A ação já era esperada pelo presidente da Varig, Marcelo Bottini. "Cada um tem suas responsabilidades", comentou. Ele já havia dito que a empresa pagaria a Infraero caso conseguisse o dinheiro. Porém, se não acionasse a Varig, a Infraero estaria cometendo crime de prevaricação.
Apesar desse revés, continua a corrida para dar fôlego à Varig até o início de julho, quando a empresa será leiloada. Parlamentares discutem hoje em Brasília a possibilidade de os Estados aportarem recursos na companhia. O dinheiro viria de disputas judiciais que a Varig venceu contra secretarias estaduais de Fazenda, envolvendo cobrança de Imposto sobre Circulação de Mercadorias e Serviços (ICMS). Estima-se que a empresa tenha a receber dos Estados cerca de R$ 1,3 bilhão. É, porém, uma idéia que já foi discutida e não avançou.

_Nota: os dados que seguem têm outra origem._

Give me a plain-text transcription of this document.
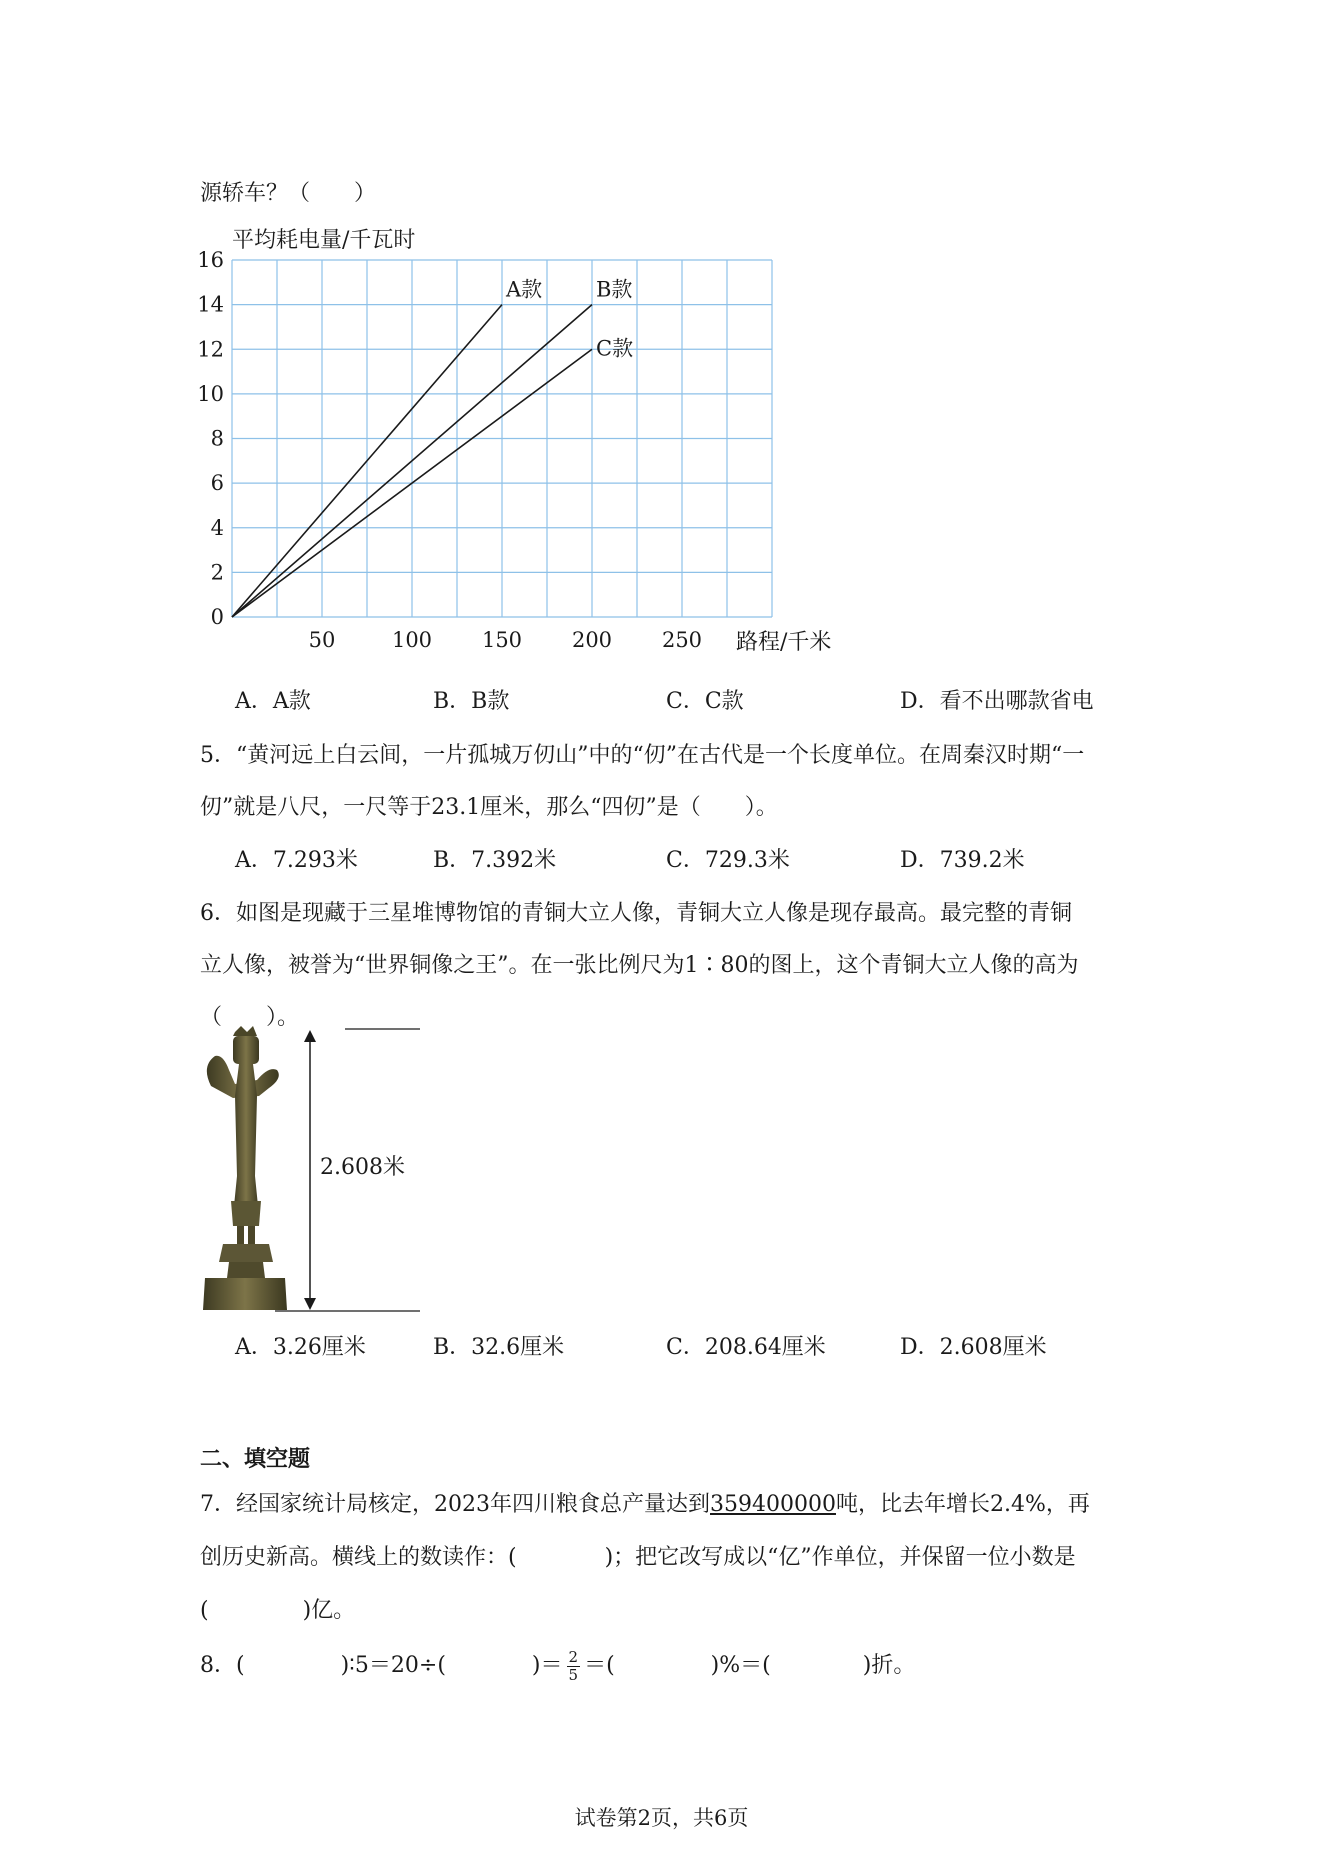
源轿车？（　　）
16
14
12
10
8
6
4
2
0
50	100 150 200 250
平均耗电量/千瓦时
路程/千米
A款	B款
C款
A．A款	B．B款	C．C款	D．看不出哪款省电
5．“黄河远上白云间，一片孤城万仞山”中的“仞”在古代是一个长度单位。在周秦汉时期“一
仞”就是八尺，一尺等于23.1厘米，那么“四仞”是（　　）。
A．7.293米	B．7.392米	C．729.3米	D．739.2米
6．如图是现藏于三星堆博物馆的青铜大立人像，青铜大立人像是现存最高。最完整的青铜
立人像，被誉为“世界铜像之王”。在一张比例尺为1∶80的图上，这个青铜大立人像的高为
（　　）。
2.608米
A．3.26厘米	B．32.6厘米	C．208.64厘米	D．2.608厘米
二、填空题
7．经国家统计局核定，2023年四川粮食总产量达到359400000吨，比去年增长2.4%，再
创历史新高。横线上的数读作：(	)；把它改写成以“亿”作单位，并保留一位小数是
(	)亿。
8．(	)∶5＝20÷(	)＝ $\frac{2}{5}$ ＝(	)%＝(	)折。
试卷第2页，共6页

O aporte de recursos dos Estados para a Varig é uma das alternativas em análise num grupo de trabalho formado por parlamentares que defendem algum tipo de ajuda à empresa. O grupo se reúne hoje. Eles também negociam com o governo uma proposta polêmica: a possibilidade de estatais federais converterem os créditos que têm contra a Varig em cotas de um fundo de investimentos que aplicaria na empresa aérea. Segundo Marcelo Bottini, essa seria uma medida importante para dar credibilidade ao processo de recuperação da Varig.
MANDADO DE SEGURANÇA
A Varig entrou ontem com um mandado de segurança, com pedido de liminar, na Justiça Federal do Rio, para garantir a devolução de três aviões. A medida foi tomada por causa da greve dos auditores e fiscais da Receita Federal, iniciada no dia 2 de maio, e que estava atrasando a entrega das aeronaves, sob pena de multa diária de US$ 20 mil por avião. Dois aviões pertencem à ILFC e o terceiro à Sunrock Aircraft Corporation Limited.
A Varig informou que a devolução de aeronaves para o exterior é parecida com uma operação de exportação, já que as três aeronaves são de propriedade de empresas americanas. Como a greve da Receita estava dificultando a emissão das guias de exportação, a Varig teve de recorrer à Justiça. Nos próximos 10 dias, empresas de leasing devem encaminhar até cinco pedidos de reintegração de posse de aviões à Justiça americana.